Blue Valley Ranch first began its bison program in 1996 with breeding stock from KenMar Bison of New Rockford, North Dakota. By raising its own replacement heifers and purchasing bulls from reputable sources, the program continually strives to maintain pure bison genetics. Blue Valley’s breeding and herd health program produces calves with high survivability, moderate weights, desirable carcass traits and conformation traits. Cows are bred to begin calving in April, and the herd production cycle is similar to a typical cattle cow-calf operation.
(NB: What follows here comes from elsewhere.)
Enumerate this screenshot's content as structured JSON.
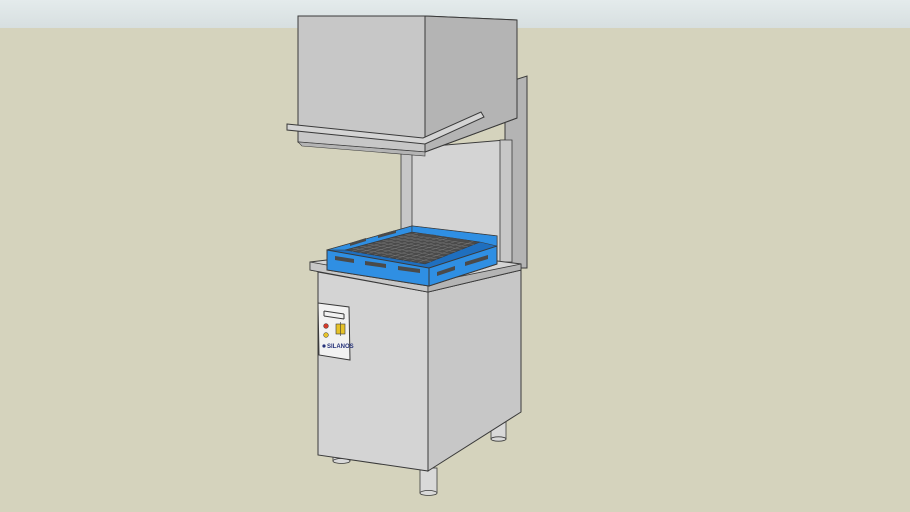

Like cattle, bison are generalist grazers, meaning that they primarily consume grass forages. Unlike cattle, bison typically have lower basal metabolic rates, which mean that they do not require the same amounts of feed as cattle. Unfortunately, this also means that they are more difficult to feed out. However, bison meat contains less cholesterol than other red meats, and so provides a healthy red meat alternative for consumers.
BISON CAN BE USED AS A GRAZING MANAGEMENT TOOL, MUCH LIKE CATTLE, BUT MUST BE MANAGED DIFFERENTLY.
They are very gregarious animals, meaning that they tend to travel in tight herds, and they are very mobile, covering a lot of country in a short amount of time. Employees on Blue Valley have observed the ranch’s herd on one end of the ranch in the morning, and on the opposite end that very same evening, six miles away! Bison movements and grazing distribution can be challenging to control, although herding can be effective, especially if animals are conditioned at an early age to the presence of vehicles or horses.
Bison have been a part of the landscape in Middle Park for a long time, though to what extent is still debated. The oldest bison remains found in Middle Park were of the species Bison antiquos, found at a Paleo kill site and dating to around 12,500 YBP. A bison skull found on Blue Valley Ranch in sediments along the Blue River in the late 1990s was sent for analysis by accelerated mass spectrometry. The skull was found to be 175 years old, which means that it predates most European presence in Middle Park, and that it was a member of the same species (Bison bison) that Blue Valley raises on the ranch today. There is still dispute as to whether bison in pre-settlement Middle Park were actually woods bison (which were a more solitary, shy, sub-species and may have been permanent residents) or whether they were migrating plains bison following nutritious forage up the river corridors.